An issue of a high significance in micro-mechanics of advanced composites is determination of the effective properties of highly inhomogeneous composite materials, which will naturally depend on the spatial distribution, geometric characteristics and mechanical properties of the constituent materials of the composite. The micro-mechanical analysis of composite materials made up of reinforcements embedded in a matrix has been the focus of investigation for many years. At present, different methods are developed and applied in micro-mechanics of composites. Various asymptotic approaches to the analysis of composite materials of a regular structure have reached their conclusion within the framework of the mathematical theory of multi-scale asymptotic homogenization. Indeed, the proof of the possibility of homogenizing the composite material of a regular structure, i.e., of examining a homogeneous material instead of the original highly inhomogeneous composite material, is one of the principal results of this theory.

Asymptotic homogenization method has also indicated a method of transition from the original problem (which contains in its formulation a small parameter related to the small dimensions of the unit cell of the composite) to a problem for a homogeneous material described by a set of the effective properties. This transition is accomplished through the solution of the problems formulated on the unit cell of the composite material. The solution of these unit cell problems allows determining the effective properties and distribution of local fields, e.g., displacements and stresses.

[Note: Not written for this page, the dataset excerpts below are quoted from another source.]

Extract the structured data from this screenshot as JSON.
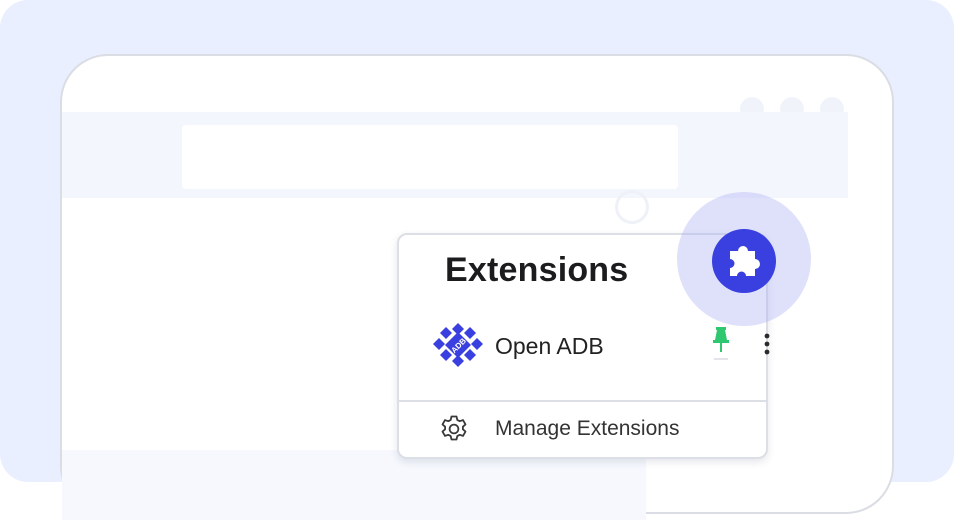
{
  "popup": {
    "title": "Extensions",
    "extension": {
      "name": "Open ADB",
      "logo_text": "ADB",
      "logo_color": "#3a3fe0",
      "pin_icon": "pin-icon",
      "pin_color": "#2fc76f",
      "menu_icon": "more-vert-icon"
    },
    "manage": {
      "icon": "gear-icon",
      "label": "Manage Extensions"
    }
  },
  "toolbar": {
    "extensions_button_icon": "puzzle-piece-icon",
    "accent_color": "#3a3fe0"
  }
}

The indicated results are fundamentals of the asymptotic homogenization.

The presentation will cover the basics of multi-scale asymptotic homogenization method. Simple example will be used to illustrate the asymptotic homogenization technique. The general asymptotic homogenization models will be further introduced and applied to the analysis of composite materials and thin-walled composite structures of a practical importance, including wafer-reinforced shells, orthotropic grid-reinforced composite shells and plates, and sandwich composite shells with cellular cores of different geometrical configuration. In particular, one of considered examples represents micromechanical modelling of the carbon nanotubes. The analytical expressions for the effective stiffness moduli of these composite reinforced shells and plates will be presented.